В мире отверженных. Записки бывшего каторжника. Том 2 - Петр Якубович
Шрифт:
Интервал:
Закладка:
– Ребята, да у них книги! Это уж не Миколаичу ль товарищи будут? Вот славно-то. Может, опять Чичикова привезли?
Такими замечаниями перебрасывались между собой вслух арестанты, пока надзиратель обыскивал нас, как всегда, подле окна караульного помещения, где происходила приемка новичков. Но любопытство шпанки не было слишком напряжено, и, как только ворота растворились, она, что дождь, рассыпалась по камерам, торопясь обедать.
Я остался один у ворот. Затворявший их надзиратель осклабился.
– Чего ждете?
– Кто принимает новичков?
– Каких новичков?
– Ну, чего же хитрить? Все равно сейчас узнаю. Начальника нет?
– Нет, только старший один. Сию минуту выйдут.
И точно, несколько минут спустя из караульного дома вышла целая толпа людей, и в воротах тюрьмы появились две фигуры новичков-арестантов. Я бросился к ним со словами привета… Но, к моему удивлению, старший надзиратель, он же и эконом – красный как кирпич, смешно шепелявивший толстяк – тотчас встал между нами и. громко запротестовал:
– Нельзя, естё нельзя! Начальник сетяс плидет, нам наголит!
Его поддержали другие надзиратели, тоже поднявшие крик. Я поневоле ретировался. Новички осматривались вокруг с растерянностью и недоумением. Грубая форма обыска, очевидно, уже произвела на них свое действие, и оба глядели затравленными волками; жалкий, комичный вид придавала им и только что надетая, мешковато сидевшая арестантская одежда. Я с жадностью вглядывался в лица, отыскивая в них интеллигентные, симпатичные черты… Кобылка не ошиблась: один, совсем еще юноша, был блондин, другой, значительно старше, брюнет. Блондин показался мне коренастым и широкоплечим; у него было безусое, моложаво розовое лицо с большими, полными доброты глазами; он был взволнован и явно смущен первыми шелайскими впечатлениями… Его товарищ, высокий худощавый мужчина с шелковистой черной бородою, напротив, скорее – раздражен; темные глаза его сердито глядели из-под густых, почти сросшихся у переносья бровей; он и на меня тоже смотрел с недоверием и ни разу не улыбнулся… "Ну, этот со мной не сойдется, пожалуй, – невольно подумал я с грустью, – он-то, должно быть, и есть доктор".
Когда надзиратели взошли с арестантами на крыльцо тюрьмы перед главным коридором, молодой человек обернулся в мою сторону (я шел сзади, в некотором отдалении) и, улыбнувшись, послал мне воздушный поцелуй; но товарищ его даже не оглянулся, весь погруженный в свои мысли.

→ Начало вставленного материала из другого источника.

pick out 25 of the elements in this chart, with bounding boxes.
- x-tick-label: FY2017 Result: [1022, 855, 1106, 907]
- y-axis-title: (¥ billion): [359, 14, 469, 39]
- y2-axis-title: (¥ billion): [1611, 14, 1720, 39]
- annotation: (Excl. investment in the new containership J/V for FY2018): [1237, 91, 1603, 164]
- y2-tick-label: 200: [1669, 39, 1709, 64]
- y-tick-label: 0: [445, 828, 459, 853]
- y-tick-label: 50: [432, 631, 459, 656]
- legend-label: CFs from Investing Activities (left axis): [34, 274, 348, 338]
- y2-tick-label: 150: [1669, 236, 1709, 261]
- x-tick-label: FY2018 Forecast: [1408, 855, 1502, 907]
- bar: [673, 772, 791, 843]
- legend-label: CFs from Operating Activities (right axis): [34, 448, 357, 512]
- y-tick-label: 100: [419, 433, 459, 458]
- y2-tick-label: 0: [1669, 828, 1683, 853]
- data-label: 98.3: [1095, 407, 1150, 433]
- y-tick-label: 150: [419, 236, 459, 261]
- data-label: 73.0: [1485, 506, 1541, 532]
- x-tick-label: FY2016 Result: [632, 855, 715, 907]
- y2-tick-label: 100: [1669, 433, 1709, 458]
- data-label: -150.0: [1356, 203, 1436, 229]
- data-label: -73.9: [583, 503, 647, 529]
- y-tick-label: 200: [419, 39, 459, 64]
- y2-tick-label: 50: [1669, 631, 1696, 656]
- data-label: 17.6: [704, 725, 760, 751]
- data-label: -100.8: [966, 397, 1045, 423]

Затем оба скрылись в дежурной комнате, где их заперли в ожидании прихода Лучезарова. Когда надзиратели после этого удалились, я подбежал к замкнутой двери, и тут между мной и заключенными произошел первый торопливый, отрывочный, но оживленный обмен вопросов.
– Как ваша фамилия? – послышался суровый голос, очевидно, старшего из новичков.
Я назвал себя.
– Как! Вы-то и есть Иван Николаевич? Это правда? – Почему вы так удивляетесь? Представляли меня иным?
– Нет, я сейчас же догадался, что это, должно быть, вы, – отвечал молодой голос.
– А я почему-то думал, – сказал первый, – что вас здесь нет и мы будем совершенно одни с арестантами.
– Ах, вот почему вы показались мне таким страшным и неприветливым!
– Ваша тюрьма нагоняет ужас!
– Погодите, это еще начало только…
– Лучезаров, говорят, зверюга?
– Господа, а ведь я-то ваших фамилий еще не знаю.
– Да, да, конечно; я – Штейнгарт, Дмитрий Петрович Штейнгарт, студент-медик четвертого курса.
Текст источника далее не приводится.